Kernstück des geplanten Gesetzes müsse ein Auskunftsanspruch gegenüber privaten Unternehmen ebenso wie der Zugang zu Behördendaten sein. Dieser Anspruch gegenüber Unternehmen sei auch deswegen notwendig, weil sich der Staat infolge von Deregulierung und Liberalisierung immer mehr aus der Kontrolle und Überwachung zurückziehen. "In der Regel verfügen Behörden heute überhaupt nicht über vollständige Informationen, welche allergenen Stoffe ein Haarwaschmittel enthält oder ob ein Teppich in Kinderarbeit entstanden ist," so Edda Müller. "Genau diese Informationen sind aber für die Kaufentscheidung von Verbrauchern relevant." Ein Auskunftsanspruch allein gegenüber Behörden würde daher ins Leere laufen.

Müller verwies darauf, dass es für immer mehr Produkte freiwillige Zertifizierungs- und Qualitätssicherungsverfahren gebe. "Wenn es dabei um mehr als um PR geht, dann brauchen die Verbraucher auch einen Anspruch darauf zu erfahren, was hinter diesen Verfahren eigentlich steht," so Müller. Es sei außerdem im öffentlichen Interesse, wenn Verbraucher bewusste Kaufentscheidungen treffen und damit zum Beispiel einen Beitrag zum Umweltschutz leisten könnten.
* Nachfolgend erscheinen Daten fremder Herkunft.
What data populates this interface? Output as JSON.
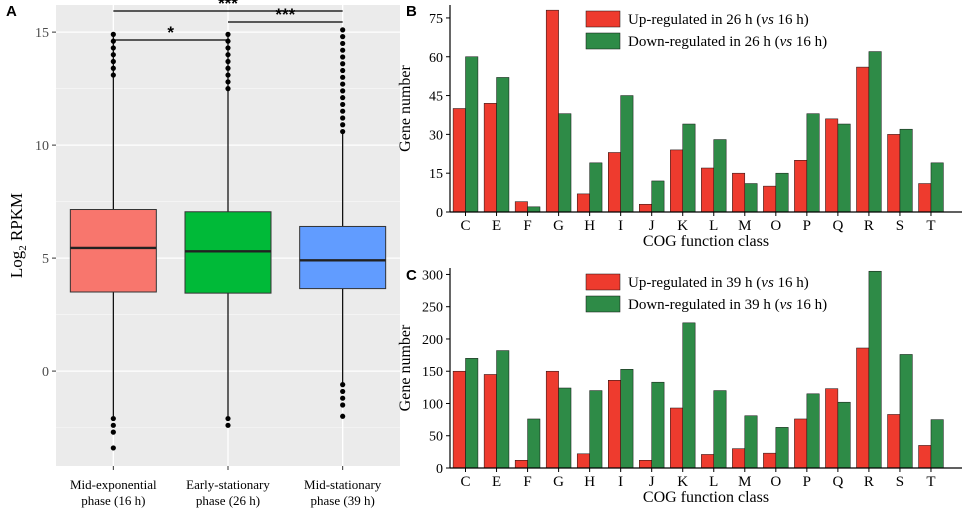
{
  "colors": {
    "up": "#ee3b2e",
    "down": "#2e8b47",
    "box_a": "#f8766d",
    "box_b": "#00ba38",
    "box_c": "#619cff",
    "panel_bg": "#ebebeb"
  },
  "chart_data": [
    {
      "panel": "A",
      "type": "box",
      "ylabel_main": "Log",
      "ylabel_sub": "2",
      "ylabel_rest": " RPKM",
      "ylim": [
        -4.2,
        16.2
      ],
      "yticks": [
        0,
        5,
        10,
        15
      ],
      "ytick_labels": [
        "0",
        "5",
        "10",
        "15"
      ],
      "categories": [
        {
          "line1": "Mid-exponential",
          "line2": "phase (16 h)"
        },
        {
          "line1": "Early-stationary",
          "line2": "phase (26 h)"
        },
        {
          "line1": "Mid-stationary",
          "line2": "phase (39 h)"
        }
      ],
      "boxes": [
        {
          "q1": 3.5,
          "median": 5.45,
          "q3": 7.15,
          "whisker_low": -2.0,
          "whisker_high": 14.8,
          "outliers_high": [
            14.9,
            14.6,
            14.3,
            14.0,
            13.7,
            13.4,
            13.1
          ],
          "outliers_low": [
            -2.1,
            -2.4,
            -2.7,
            -3.4
          ]
        },
        {
          "q1": 3.45,
          "median": 5.3,
          "q3": 7.05,
          "whisker_low": -2.0,
          "whisker_high": 14.8,
          "outliers_high": [
            14.9,
            14.6,
            14.3,
            14.0,
            13.7,
            13.4,
            13.1,
            12.8,
            12.5
          ],
          "outliers_low": [
            -2.1,
            -2.4
          ]
        },
        {
          "q1": 3.65,
          "median": 4.9,
          "q3": 6.4,
          "whisker_low": -0.5,
          "whisker_high": 10.5,
          "outliers_high": [
            10.6,
            10.9,
            11.2,
            11.5,
            11.8,
            12.1,
            12.4,
            12.7,
            13.0,
            13.3,
            13.6,
            13.9,
            14.2,
            14.5,
            14.8,
            15.1
          ],
          "outliers_low": [
            -0.6,
            -0.9,
            -1.2,
            -1.5,
            -2.0
          ]
        }
      ],
      "significance": [
        {
          "from": 0,
          "to": 1,
          "label": "*"
        },
        {
          "from": 0,
          "to": 2,
          "label": "***"
        },
        {
          "from": 1,
          "to": 2,
          "label": "***"
        }
      ]
    },
    {
      "panel": "B",
      "type": "bar",
      "ylabel": "Gene number",
      "xlabel": "COG function class",
      "ylim": [
        0,
        80
      ],
      "yticks": [
        0,
        15,
        30,
        45,
        60,
        75
      ],
      "ytick_labels": [
        "0",
        "15",
        "30",
        "45",
        "60",
        "75"
      ],
      "categories": [
        "C",
        "E",
        "F",
        "G",
        "H",
        "I",
        "J",
        "K",
        "L",
        "M",
        "O",
        "P",
        "Q",
        "R",
        "S",
        "T"
      ],
      "series": [
        {
          "name": "Up-regulated in 26 h (vs 16 h)",
          "legend_pre": "Up-regulated in 26 h (",
          "legend_em": "vs",
          "legend_post": " 16 h)",
          "values": [
            40,
            42,
            4,
            78,
            7,
            23,
            3,
            24,
            17,
            15,
            10,
            20,
            36,
            56,
            30,
            11
          ]
        },
        {
          "name": "Down-regulated in 26 h (vs 16 h)",
          "legend_pre": "Down-regulated in 26 h (",
          "legend_em": "vs",
          "legend_post": " 16 h)",
          "values": [
            60,
            52,
            2,
            38,
            19,
            45,
            12,
            34,
            28,
            11,
            15,
            38,
            34,
            62,
            32,
            19
          ]
        }
      ]
    },
    {
      "panel": "C",
      "type": "bar",
      "ylabel": "Gene number",
      "xlabel": "COG function class",
      "ylim": [
        0,
        310
      ],
      "yticks": [
        0,
        50,
        100,
        150,
        200,
        250,
        300
      ],
      "ytick_labels": [
        "0",
        "50",
        "100",
        "150",
        "200",
        "250",
        "300"
      ],
      "categories": [
        "C",
        "E",
        "F",
        "G",
        "H",
        "I",
        "J",
        "K",
        "L",
        "M",
        "O",
        "P",
        "Q",
        "R",
        "S",
        "T"
      ],
      "series": [
        {
          "name": "Up-regulated in 39 h (vs 16 h)",
          "legend_pre": "Up-regulated in 39 h (",
          "legend_em": "vs",
          "legend_post": " 16 h)",
          "values": [
            150,
            145,
            12,
            150,
            22,
            136,
            12,
            93,
            21,
            30,
            23,
            76,
            123,
            186,
            83,
            35
          ]
        },
        {
          "name": "Down-regulated in 39 h (vs 16 h)",
          "legend_pre": "Down-regulated in 39 h (",
          "legend_em": "vs",
          "legend_post": " 16 h)",
          "values": [
            170,
            182,
            76,
            124,
            120,
            153,
            133,
            225,
            120,
            81,
            63,
            115,
            102,
            305,
            176,
            75
          ]
        }
      ]
    }
  ]
}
Der vzbv hatte erst vor wenigen Wochen die massive Bewerbung von Lebensmitteln mit "ländlicher Idylle" kritisiert und eine Reihe von Lebensmittelherstellern um Auskunft darüber gebeten, ob die entsprechend aufgemachten Produkte auch tatsächlich von "glücklichen Kühen" und "direkt vom Lande" stammten. Alle angeschriebenen Hersteller hatten Angaben über die Produktionsverfahren verweigert. Einen Auskunftsanspruch bei Informationen über Hersteller und Produktionsverfahren ist daher entscheidend, um gegen irreführende Werbung vorgehen zu können. Lebensmittelfirmen, die auf der Verpackung mit vermeintlicher Bauernhofidylle werben, müssen verpflichtet werden, dies auch zu belegen und durch Fakten nachzuweisen. Wollen Verbraucherschützer gegen solcherlei irreführende Werbung vorgehen, so müssen sie nach gegenwärtigem Recht in der Regel nachweisen, dass das Produkt tatsächlich aus industrieller Landwirtschaft oder Massentierhaltung stammt. Dies ist in der Praxis ein schwieriges Unterfangen, da die meisten Hersteller ihre Ställe und Produktionsanlagen gegen jeden kritischen Blick von außen abschotten und Verbände Auskünfte verweigern. Das Verbraucherinformationsgesetz müsse daher auch einen Auskunftsanspruch für Verbände vorsehen.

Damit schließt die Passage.